Sampling
A representative sample of tuberculosis case registers was selected based on the list of all 140 management units in the public (governmental) sector in Cambodia and all 668 units in Viet Nam. A random selection of 30 units from each list was made by an independent collaborator. From each of these randomly selected management units, the Tuberculosis Case Register (henceforth the "case register") for two full calendar years was taken. The earliest permissible registration start was 1 January 2003 and the latest 31 December 2005.
Study approval
Because of the retrospective, record-based nature of the study and the omission of capturing any patient names, each country decided to require only administrative approval. Ethical approval for the study was obtained from The Union Ethics Advisory Group.
Data entry form and capture
The electronic data collection instrument was prepared with EpiData Entry (Version 3.1, freely available at http://www.epidata.dk). All variables recommended in the forms proposed by the International Union Against Tuberculosis and Lung Disease (The Union) [1] were captured, except for the name and address of the patient.
The data entry form was designed to be as efficient as possible, i.e. the length of each field was kept at the minimum required to allow automatic progress to the next field without hard carriage return after data entry in most instances. For instance, the case register has seven dates, (including the date registered, treatment start date, dates of bacteriologic examination at diagnosis, after 2(3), 5 and 7 months; and treatment result date). Each of these was entered as three separate variables for day, month, and year, with the computer calculating an exact date if all date components were known or an approximate date otherwise.

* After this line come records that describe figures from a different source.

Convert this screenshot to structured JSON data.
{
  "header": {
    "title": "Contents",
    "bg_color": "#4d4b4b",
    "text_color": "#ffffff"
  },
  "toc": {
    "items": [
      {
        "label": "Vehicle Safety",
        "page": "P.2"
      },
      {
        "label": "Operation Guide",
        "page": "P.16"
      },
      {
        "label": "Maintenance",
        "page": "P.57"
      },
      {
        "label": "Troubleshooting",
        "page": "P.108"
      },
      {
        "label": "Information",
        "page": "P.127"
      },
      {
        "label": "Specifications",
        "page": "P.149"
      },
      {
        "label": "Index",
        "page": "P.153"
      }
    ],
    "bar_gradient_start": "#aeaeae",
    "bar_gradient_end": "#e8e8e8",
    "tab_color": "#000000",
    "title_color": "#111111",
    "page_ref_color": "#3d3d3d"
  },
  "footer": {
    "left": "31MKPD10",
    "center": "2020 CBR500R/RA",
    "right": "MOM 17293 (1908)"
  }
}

This approach served a triple purpose. Firstly, the year remained unchanged for about half of the records of the 2-year period and could thus be set to automatic repetition in the next record, requiring only confirmation with a single key stroke rather than re-entering the four digits. Secondly, automatically calculated exact dates (when all three date components were available) could be distinguished from automatically calculated approximated dates when fewer date components were available. Thirdly, it circumvented errors arising from style differences in writing dates among collaborating countries. Efficiency was further improved by using numeric coding coupled with labels, so that many variables required just a field length of 1 (e.g., sex of patient, intensive and continuation phase definitions, disease category and site, treatment outcome, etc.). Thus, while there were 37 variables in total that had to be entered, the total sum of field lengths was only 111, many of which (repeat fields) did only require a single key stroke despite a length of 4.
To allow validation of duplicate files a unique identifier was automatically composed for each record from the tuberculosis unit number (unique for one calendar year for a given unit), the registration year, the code of the treatment unit and the country.

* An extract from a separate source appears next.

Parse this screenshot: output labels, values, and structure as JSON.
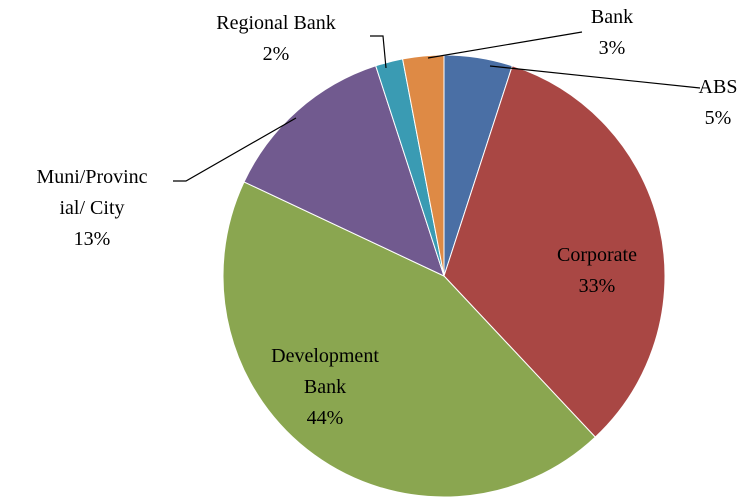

In Viet Nam, data were double-entered by different and independent data entry persons. The two completed files from each tuberculosis treatment unit were sent to the country coordinator for comparison to identify any discordance between values for any variable for every pair of records. They were validated in a single step in EpiData Entry which compares each record of the first set on the unique identifier with the corresponding record of the second set. The generated report lists every record with at least one discordance, showing every field for that record with any discordance in its value. As any discordance arises as a result of a data entry error in either of the two records of a pair and it cannot be known in advance which of the sets has fewer errors, it was arbitrarily decided that a copy of the first set should always be the set for making corrections. This file was saved as the final dataset in which any error as ascertained by checking against the original physical record was corrected. As a result, three sets of files were available, allowing reproducing the data validation process. In Cambodia, the same system was used per protocol, but human resource constraints precluded different data entry teams and task switching within the team was done at their discretion. Validation of files remained the responsibility of the national coordinator.

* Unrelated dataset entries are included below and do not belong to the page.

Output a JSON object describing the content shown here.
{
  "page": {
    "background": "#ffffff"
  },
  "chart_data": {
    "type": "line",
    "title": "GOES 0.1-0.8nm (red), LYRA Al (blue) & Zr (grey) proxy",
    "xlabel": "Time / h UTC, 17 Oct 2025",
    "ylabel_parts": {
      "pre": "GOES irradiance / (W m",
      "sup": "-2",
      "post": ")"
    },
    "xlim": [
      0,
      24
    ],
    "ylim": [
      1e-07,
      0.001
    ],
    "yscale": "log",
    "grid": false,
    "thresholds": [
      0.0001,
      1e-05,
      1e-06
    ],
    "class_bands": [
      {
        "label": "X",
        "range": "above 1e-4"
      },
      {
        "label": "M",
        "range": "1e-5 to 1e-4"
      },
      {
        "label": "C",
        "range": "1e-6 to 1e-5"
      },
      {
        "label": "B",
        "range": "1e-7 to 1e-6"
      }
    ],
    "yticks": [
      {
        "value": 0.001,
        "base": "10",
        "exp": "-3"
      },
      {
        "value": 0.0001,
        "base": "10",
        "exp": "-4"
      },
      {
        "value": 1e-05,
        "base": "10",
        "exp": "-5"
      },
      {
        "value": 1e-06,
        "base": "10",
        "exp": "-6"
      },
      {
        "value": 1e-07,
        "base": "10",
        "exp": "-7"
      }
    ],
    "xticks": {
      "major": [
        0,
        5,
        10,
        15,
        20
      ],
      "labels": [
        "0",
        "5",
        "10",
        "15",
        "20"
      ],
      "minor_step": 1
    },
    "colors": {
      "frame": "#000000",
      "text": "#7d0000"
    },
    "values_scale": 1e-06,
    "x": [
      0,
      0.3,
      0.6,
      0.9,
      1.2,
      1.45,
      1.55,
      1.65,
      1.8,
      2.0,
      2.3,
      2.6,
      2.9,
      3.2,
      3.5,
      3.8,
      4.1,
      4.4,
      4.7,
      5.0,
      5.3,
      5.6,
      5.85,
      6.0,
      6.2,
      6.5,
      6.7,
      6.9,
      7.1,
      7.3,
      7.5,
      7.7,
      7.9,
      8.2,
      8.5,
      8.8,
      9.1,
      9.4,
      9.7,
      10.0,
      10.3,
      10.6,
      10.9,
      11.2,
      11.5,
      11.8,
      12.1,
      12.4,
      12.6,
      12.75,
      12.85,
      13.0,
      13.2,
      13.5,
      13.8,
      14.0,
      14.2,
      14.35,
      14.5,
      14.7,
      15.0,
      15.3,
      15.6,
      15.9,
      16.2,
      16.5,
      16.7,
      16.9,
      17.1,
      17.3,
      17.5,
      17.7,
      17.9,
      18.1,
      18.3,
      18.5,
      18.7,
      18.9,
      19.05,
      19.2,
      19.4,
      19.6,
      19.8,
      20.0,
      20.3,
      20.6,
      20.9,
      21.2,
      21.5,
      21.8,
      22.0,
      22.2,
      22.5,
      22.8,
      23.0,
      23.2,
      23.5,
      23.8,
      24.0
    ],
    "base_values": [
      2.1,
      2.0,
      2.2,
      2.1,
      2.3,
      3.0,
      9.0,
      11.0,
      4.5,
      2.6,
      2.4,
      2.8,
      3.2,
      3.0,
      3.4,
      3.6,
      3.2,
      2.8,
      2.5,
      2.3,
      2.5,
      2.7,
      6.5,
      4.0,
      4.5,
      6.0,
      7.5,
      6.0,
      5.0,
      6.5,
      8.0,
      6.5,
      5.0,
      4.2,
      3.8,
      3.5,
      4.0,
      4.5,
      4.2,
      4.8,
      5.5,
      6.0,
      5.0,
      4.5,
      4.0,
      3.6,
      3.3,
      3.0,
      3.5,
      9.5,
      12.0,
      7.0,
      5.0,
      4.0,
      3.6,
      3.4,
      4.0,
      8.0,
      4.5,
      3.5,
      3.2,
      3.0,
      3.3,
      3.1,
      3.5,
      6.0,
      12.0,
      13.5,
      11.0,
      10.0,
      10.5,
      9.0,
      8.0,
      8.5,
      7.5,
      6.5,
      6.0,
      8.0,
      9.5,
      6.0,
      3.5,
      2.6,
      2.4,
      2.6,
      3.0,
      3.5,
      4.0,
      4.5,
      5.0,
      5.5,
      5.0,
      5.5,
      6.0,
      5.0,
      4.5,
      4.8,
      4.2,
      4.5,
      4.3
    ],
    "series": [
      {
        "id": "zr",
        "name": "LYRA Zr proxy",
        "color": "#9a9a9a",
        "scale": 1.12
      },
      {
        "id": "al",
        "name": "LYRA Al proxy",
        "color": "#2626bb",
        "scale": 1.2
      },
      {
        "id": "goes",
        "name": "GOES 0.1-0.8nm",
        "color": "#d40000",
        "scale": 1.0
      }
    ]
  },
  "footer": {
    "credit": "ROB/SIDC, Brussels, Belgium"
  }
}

In addition to study variables, data entry time was computer-generated and written to an access-blocked field, recording the time elapsed starting from the opening of a new record and completing entering the value for the last field, immediately before saving the record to disk. This field provided the basis to obtain an estimate for data entry cost but it also offered a control element whether data were truly double-entered. In every file there were isolated records that resulted in artificially long entry times if the data entry person was disturbed during entry before reaching the end of the record. The design was such that any later corrections in the record did not result in a change of the originally recorded data entry time.
Data analysis
All analyses were done using EpiData Analysis (Version 2.2.1.171, freely available at http://www.epidata.dk). The 120 original sets and the 60 final datasets were separately combined into two respective sets for analysis, defining new variables and sub-sets of the dataset as required. Point estimates are shown with 95% confidence intervals for the mean or proportions where appropriate.